CAST AI delivers detailed metrics on your cluster utilization so that you can better understand your cloud infrastructure and ultimately reduce its cost. All metrics are scrapable, so you can scrape the data using Prometheus API and visualize it in Grafana or another tool of your choice.

As a result, you can draw on the cluster utilization and cost stats and include them effortlessly in your team’s wider cloud monitoring and reporting efforts.

This guide outlines the metrics available in CAST AI and describes the process of exporting them to Prometheus and Grafana step by step.

How to visualize CAST AI metrics in Prometheus and Grafana

Why use CAST AI with Prometheus and Grafana

The combination of Prometheus and Grafana has become a common choice for DevOps and CloudOps teams, and this is for a reason.

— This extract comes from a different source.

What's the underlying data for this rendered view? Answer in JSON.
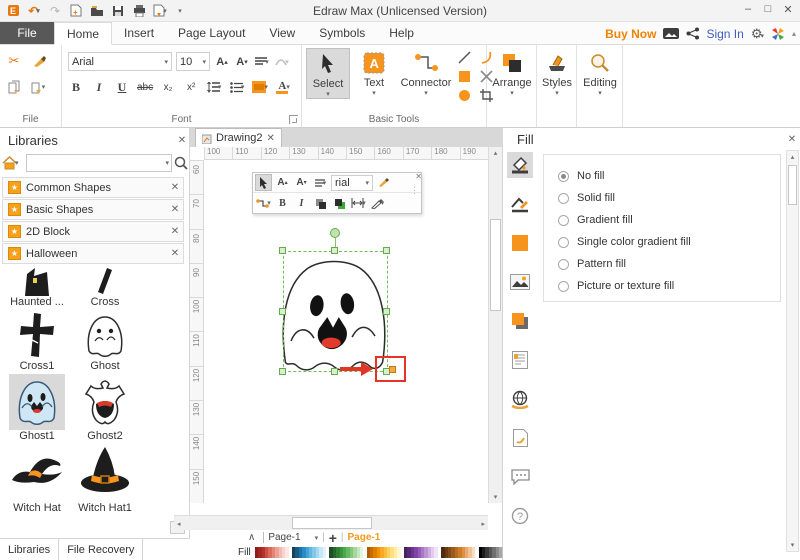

The first provides a powerful querying language and gathers rich metrics, while the latter transforms these into meaningful visualizations. Both Prometheus and Grafana are compatible with most data source types.

How to connect CAST AI with Prometheus and Grafana

1. Create your CAST AI API key

Enter your cluster in the CAST AI platform, click the API tab in the top menu, and generate a one-time token.

You’ll need to specify your key name and choose between a read-only or full access. Then, copy and paste it into the respective place in the above code and execute.

You can also use this key to access CAST AI API in tools like Swagger UI.

2. Call the CAST AI API

Open your Prometheus scraper config in your favorite tool and add scraping for CAST AI metrics:

scrape_configs:
 2. job_name: 'castai_cluster_metrics'
    scrape_interval: 15s
    scheme: https
    static_configs:
      - targets: ['api.cast.ai']
    metrics_path: '/v1/metrics/prom'
    authorization:
      type: 'Token'
      credentials: '{apiKey}'

To access this data endpoint, you’ll need to swap {apiKey} for the token created in step 1.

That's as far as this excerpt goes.